Его удивление можно понять — ведь мало кто знает о том, что начиная с восьмидесятых годов Япония стала еще и главной базой КГБ для ведения разведки против Китая. И, не скрою, определенную роль в принятии этою решения руководством советской разведки сыграл я. Множеством конкретных дел я доказал, что в Японии вполне можно и нужно вербовать китайцев.
«Но почему же этого нельзя делать в самом Китае?» — спросят многие.
Да потому, что китайская контрразведка в сотни раз многочисленнее японской, и каждый официальный советский представитель, независимо от того, является он сотрудником КГБ или нет, берется там под неослабный круглосуточный контроль.
Стоит ему только выйти на улицу, как к нему сразу пристраивается многочисленный хвост.
Да и народ в Китае менее привычен к иностранцам, и стоит одному из них всего лишь заговорить на улице с прохожим китайцем, как вокруг собирается толпа любопытных.
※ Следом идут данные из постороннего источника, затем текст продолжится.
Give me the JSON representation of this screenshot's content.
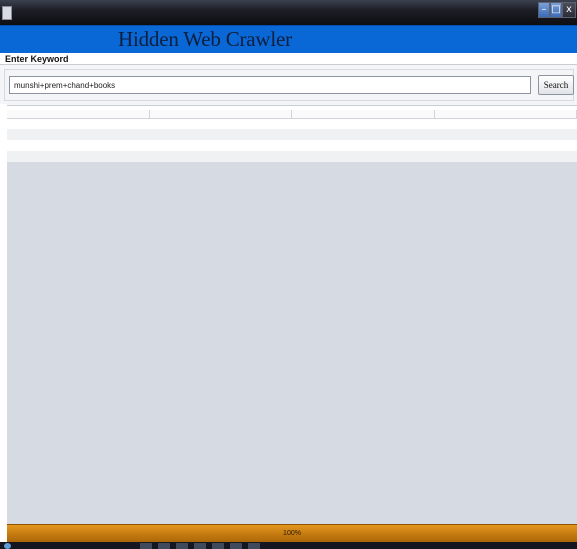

Многие крупные начальники в КГБ поначалу не верили этому и даже специально приезжали в Пекин, чтобы опровергнуть маловеров. Сотрудники резидентуры КГБ, сопровождавшие их в поездках по Пекину, предлагали выйти из машины и что-нибудь спросить у первого попавшегося китайца — например узнать, как проехать до площади Тяньаньмэнь. Не успевали генералы КГБ произнести эту фразу на ломаном английском языке, как их тотчас обступала толпа. Не привыкшие находиться в центре чьего либо внимания и всей душой опасающиеся этого, генералы пугались и в панике пробирались к машине.
Возвратившись в Москву, они уже не так твердо настаивали на том, чтобы сотрудники многочисленной резидентуры КГБ в Пекине занимались вербовочной работой. Те бывали очень довольны этим и воспринимали командировку в Китай как отдых.
Однако ЦК КПСС настоятельно требовал от КГБ создания агентурной сети в Китае. Причиной этому были обострившиеся идеологические противоречия между руководством правящих партий обеих стран, главным из которых была борьба за лидерство в мировом коммунистическом движении. Советскому руководству нужны были такие люди в Китае, которые могли бы влиять на решения правительства в выгодном для СССР духе.
Наиболее подходящей вербовочной базой для этого стали китайские стажеры, в большом количестве появившиеся в Японии, США и Европе в восьмидесятые годы. Среди них было немало детей высокопоставленных партийных чиновников, и по возвращении в Китай они действительно могли бы претендовать на высокие посты.